2022-08-10daemon: rely on $SIG{__WARN__} for error output
warn/carp usage is unavoidable given Perl itself and standard libraries, so just rely on localized $SIG{__WARN__} from 60d262483a4d6ddf (daemon: use per-listener SIG{__WARN__} callbacks, 2022-08-08) for all error reporting. While we're in the area, make some of the error handling more consistent between IMAP/NNTP/POP3.
2022-08-09imap: prioritize AUTH=ANONYMOUS clients
...by deprioritizing clients using a username + password. As IMAP provides AUTH=ANONYMOUS for designating anonymous access, we'll rely on it as a heuristic for favoring "good" clients. Clients using a username + password seem to (more often than not) be malicious and looking for info which doesn't belong in public inboxes. This copies the technique used by WWW + -httpd to deprioritize expensive mbox.gz downloads.
2022-08-03ds: use ->dflush to distinguish from ->zflush
->zflush is already for GzipFilter in PublicInbox::WWW, while we use DEFLATE for NNTP and IMAP. This ought to make the code easier-to-follow.
2022-07-23imap+nntp: share COMPRESS implementation
Their code was nearly identical to begin with, so save some memory in -netd and disk space for all of our tarball/distro users, at least. And I seem to have used multiple inheritance successfully, here, maybe...
2022-07-23ds: share long_step between NNTP and IMAP
It's not actually used by our POP3 code at the moment, but it may be soon to reduce memory usage when loading 50K smsg objects into memory.
2022-07-23ds: move requeue_once
It's the same subroutine everywhere.
2022-07-23ds: move no-op ->zflush to common base class
More deduplication, and POP3 never needed it.
2022-07-23ds: support greeting protocols
We can share some common code between IMAP, NNTP, and POP3 without too much trouble, so cut down our LoC.

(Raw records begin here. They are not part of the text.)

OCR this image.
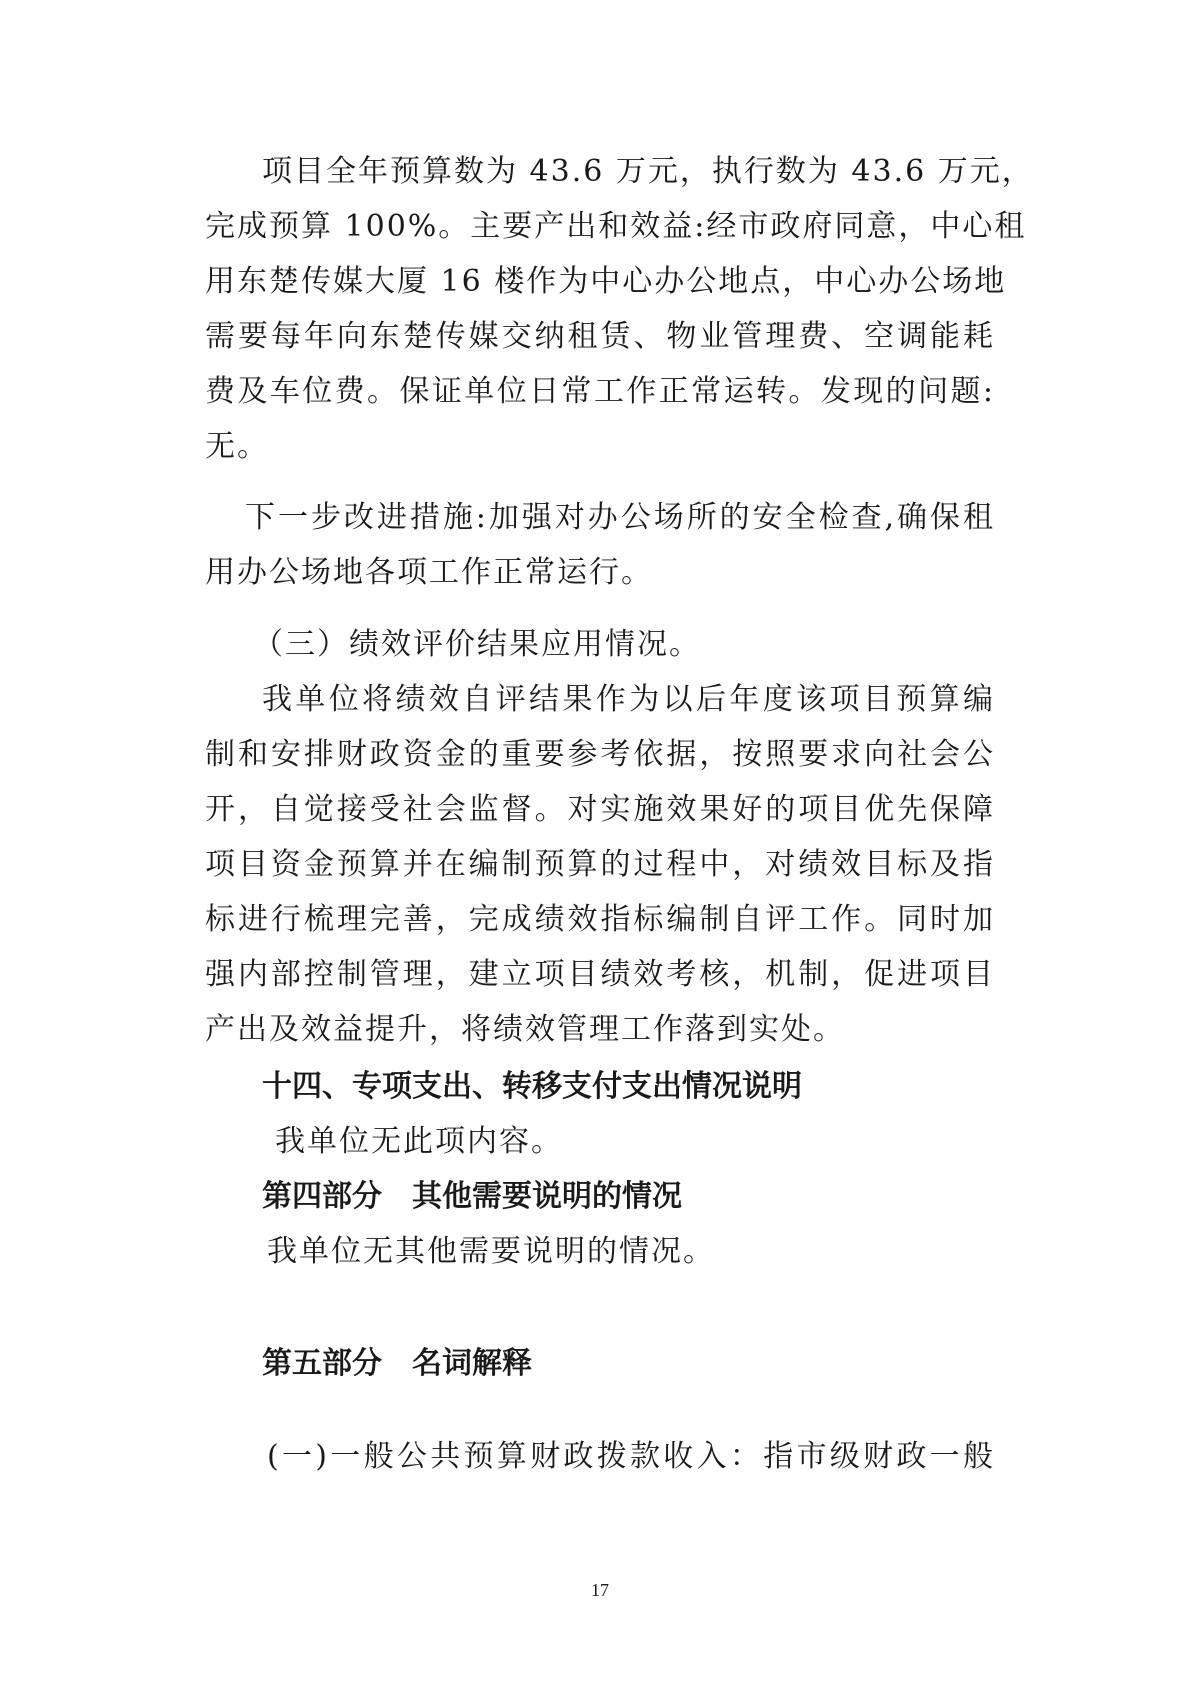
项目全年预算数为 43.6 万元，执行数为 43.6 万元，
完成预算 100%。主要产出和效益:经市政府同意，中心租
用东楚传媒大厦 16 楼作为中心办公地点，中心办公场地
需要每年向东楚传媒交纳租赁、物业管理费、空调能耗
费及车位费。保证单位日常工作正常运转。发现的问题:
无。
下一步改进措施:加强对办公场所的安全检查,确保租
用办公场地各项工作正常运行。
（三）绩效评价结果应用情况。
我单位将绩效自评结果作为以后年度该项目预算编
制和安排财政资金的重要参考依据，按照要求向社会公
开，自觉接受社会监督。对实施效果好的项目优先保障
项目资金预算并在编制预算的过程中，对绩效目标及指
标进行梳理完善，完成绩效指标编制自评工作。同时加
强内部控制管理，建立项目绩效考核，机制，促进项目
产出及效益提升，将绩效管理工作落到实处。
十四、专项支出、转移支付支出情况说明
我单位无此项内容。
第四部分　其他需要说明的情况
我单位无其他需要说明的情况。
第五部分　名词解释
(一)一般公共预算财政拨款收入：指市级财政一般
17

2021-10-16imapd+nntpd: drop timer-based expiration
It's needlessly complex and O(n), so it doesn't scale well to a high number of clients nor is it easy-to-scale with the data structures available to us in pure Perl. In any case, I see no evidence of either -imapd nor -nntpd experiencing high connection loads on public-facing sites. -httpd has never had its own timer-based expiration, either. Fwiw, public-inbox.org itself has been running a public-facing HTTP/HTTPS server with no userspace idle client expiration for the past 8 years or with no ill effect. Clients can come and go as they wish, and SO_KEEPALIVE takes care of truly broken connections if they're gone for ~2 hours. Internet connections drop all time, so it should be harmless to drop connections w/o warning since both NNTP and IMAP protocols have well-defined semantics for determining if a message was truncated (as does HTTP/1.1+).